Tuesday, 31 January 2017
Health Minister John Day said the regulations would give force to the Medicines and Poisons Act 2014, bringing Western Australia into line with other States and Territories, reducing duplication and making it easier for national operators to comply with the rules.
"For example, one of the changes means a pharmacist will no longer need to obtain a licence from the Department of Health in addition to meeting the assessment and regulation criteria of the Pharmacy Registration Board of WA," Mr Day said.
"The new legislation also establishes the legal framework for the transfer of information about the prescribing and dispensing of controlled drugs such as morphine and dexamphetamine, through the use of real-time reporting systems.
"It has enhanced powers to deal with 'doctor shoppers' and the ability to better assist doctors manage patients with addiction issues.

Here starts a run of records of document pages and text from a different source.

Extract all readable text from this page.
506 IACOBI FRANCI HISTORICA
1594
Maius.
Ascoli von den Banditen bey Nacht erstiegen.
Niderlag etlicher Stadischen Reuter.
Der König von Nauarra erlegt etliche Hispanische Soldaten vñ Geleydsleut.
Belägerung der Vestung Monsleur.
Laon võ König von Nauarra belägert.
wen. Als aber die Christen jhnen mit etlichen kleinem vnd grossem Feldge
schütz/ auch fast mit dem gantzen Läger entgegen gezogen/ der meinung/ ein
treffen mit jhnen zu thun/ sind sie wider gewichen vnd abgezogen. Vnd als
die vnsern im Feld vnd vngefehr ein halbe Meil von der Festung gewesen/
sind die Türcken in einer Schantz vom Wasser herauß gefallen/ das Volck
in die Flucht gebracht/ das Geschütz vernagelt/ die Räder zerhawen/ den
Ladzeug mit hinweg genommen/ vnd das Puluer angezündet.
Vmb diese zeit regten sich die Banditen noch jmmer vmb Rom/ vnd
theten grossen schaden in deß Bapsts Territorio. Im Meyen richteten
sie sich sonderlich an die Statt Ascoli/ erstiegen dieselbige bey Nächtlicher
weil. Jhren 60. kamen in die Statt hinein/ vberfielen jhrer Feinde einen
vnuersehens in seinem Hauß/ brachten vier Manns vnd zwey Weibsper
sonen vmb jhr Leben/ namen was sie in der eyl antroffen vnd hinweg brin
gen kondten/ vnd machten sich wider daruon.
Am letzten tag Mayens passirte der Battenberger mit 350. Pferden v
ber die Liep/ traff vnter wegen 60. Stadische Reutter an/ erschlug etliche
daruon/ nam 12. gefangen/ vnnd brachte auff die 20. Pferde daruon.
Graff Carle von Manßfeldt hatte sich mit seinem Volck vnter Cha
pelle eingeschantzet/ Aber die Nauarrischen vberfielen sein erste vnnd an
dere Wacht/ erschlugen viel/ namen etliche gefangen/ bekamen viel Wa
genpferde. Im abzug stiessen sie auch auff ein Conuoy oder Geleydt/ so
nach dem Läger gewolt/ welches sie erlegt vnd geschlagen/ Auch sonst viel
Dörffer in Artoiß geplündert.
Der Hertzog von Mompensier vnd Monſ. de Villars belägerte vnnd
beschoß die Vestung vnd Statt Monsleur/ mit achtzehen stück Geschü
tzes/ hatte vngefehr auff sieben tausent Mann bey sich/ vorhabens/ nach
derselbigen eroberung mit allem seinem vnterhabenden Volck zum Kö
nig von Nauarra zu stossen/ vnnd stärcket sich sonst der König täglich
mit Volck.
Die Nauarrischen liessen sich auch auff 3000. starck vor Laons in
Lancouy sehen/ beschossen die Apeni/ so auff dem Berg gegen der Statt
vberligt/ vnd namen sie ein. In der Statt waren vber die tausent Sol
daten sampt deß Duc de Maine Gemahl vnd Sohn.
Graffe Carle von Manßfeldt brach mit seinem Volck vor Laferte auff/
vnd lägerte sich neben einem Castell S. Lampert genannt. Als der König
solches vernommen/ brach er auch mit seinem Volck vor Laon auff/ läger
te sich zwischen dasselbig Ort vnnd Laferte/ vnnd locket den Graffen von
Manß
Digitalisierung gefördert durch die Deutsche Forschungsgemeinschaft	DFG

"However, the legislation also includes strict safeguards over the use and sharing of this sensitive data and maintains controls around high-risk medications."
Other changes include the removal of the requirement for wholesalers to hold a licence for Schedule 6 poisons, such as agricultural pesticides and domestic chemicals such as oven cleaners. This change aligns Western Australia with similar legislation in other States and Territories.
The new laws were developed following consultation with key stakeholder groups to ensure that they reflect contemporary industry needs, capturing new technologies and medicines as well as changing consumer behaviours, particularly in relation to drugs of dependence.